Eight points to take into Chapter 50:

  1. TEI is a separate runtime because embedding models have completely different needs from LLMs.
  2. No KV cache, no continuous batching. Just static batched encoder forward passes.
  3. Rust + candle for low overhead and fast cold starts.
  4. OpenAI-compatible API for both embeddings and reranking.
  5. The autoscaling metric is te_queue_size — fundamentally different from vLLM’s vllm:num_requests_running.
  6. Multimodal support is maturing for image+text embedders.
  7. Scales horizontally well, fast cold starts, GPU-bound at high QPS.
  8. Run TEI and vLLM as separate services. Don’t try to share GPUs.
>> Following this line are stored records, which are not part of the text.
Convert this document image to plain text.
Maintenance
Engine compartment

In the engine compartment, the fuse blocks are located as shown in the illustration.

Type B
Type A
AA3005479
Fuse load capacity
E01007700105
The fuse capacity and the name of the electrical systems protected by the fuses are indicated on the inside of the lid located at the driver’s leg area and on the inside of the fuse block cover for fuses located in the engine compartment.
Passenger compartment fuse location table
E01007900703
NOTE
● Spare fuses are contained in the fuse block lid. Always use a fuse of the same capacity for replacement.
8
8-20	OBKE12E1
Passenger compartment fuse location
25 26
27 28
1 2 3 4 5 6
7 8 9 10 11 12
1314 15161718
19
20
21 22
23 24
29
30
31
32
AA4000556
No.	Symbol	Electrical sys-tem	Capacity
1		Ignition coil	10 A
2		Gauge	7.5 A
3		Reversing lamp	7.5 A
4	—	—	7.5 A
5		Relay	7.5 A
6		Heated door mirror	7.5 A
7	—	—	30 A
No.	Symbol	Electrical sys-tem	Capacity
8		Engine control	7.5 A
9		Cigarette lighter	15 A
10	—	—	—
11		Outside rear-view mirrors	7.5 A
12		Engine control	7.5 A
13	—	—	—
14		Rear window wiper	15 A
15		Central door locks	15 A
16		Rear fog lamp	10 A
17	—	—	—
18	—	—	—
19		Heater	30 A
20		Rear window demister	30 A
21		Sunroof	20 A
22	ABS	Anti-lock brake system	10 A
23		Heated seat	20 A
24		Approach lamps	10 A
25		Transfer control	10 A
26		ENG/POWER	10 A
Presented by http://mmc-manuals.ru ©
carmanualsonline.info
In Chapter 50 we look at the layer in front of both vLLM and TEI: the AI gateway.


Read it yourself

  • The Text Embeddings Inference GitHub repository (huggingface/text-embeddings-inference).
  • The TEI documentation and API reference.
  • The TEI Docker images on GHCR.
  • The Hugging Face MTEB leaderboard for choosing embedding models.
  • Examples of TEI deployments in KServe via the community.

Practice

  1. Deploy TEI locally with a small embedder (BAAI/bge-small-en-v1.5). Verify the /embed endpoint works.
  2. Why doesn’t TEI support continuous batching like vLLM? Trace the request lifecycle for an embedding request and identify where continuous batching would or wouldn’t help.
  3. Why is te_queue_size the right autoscaling metric for TEI but num_requests_running is the right one for vLLM? Compare the two workloads.
  4. Set up two TEI instances: one for bge-base-en and one for bge-reranker-base. Build a simple retrieve-then-rerank pipeline against a small corpus.
  5. Why are TEI cold starts faster than vLLM cold starts? List three reasons.
  6. Why don’t you typically share GPUs between TEI and vLLM? Argue from the workload differences.
  7. Stretch: Run a load test against TEI with varying concurrency. Plot throughput vs latency. Identify the saturation point.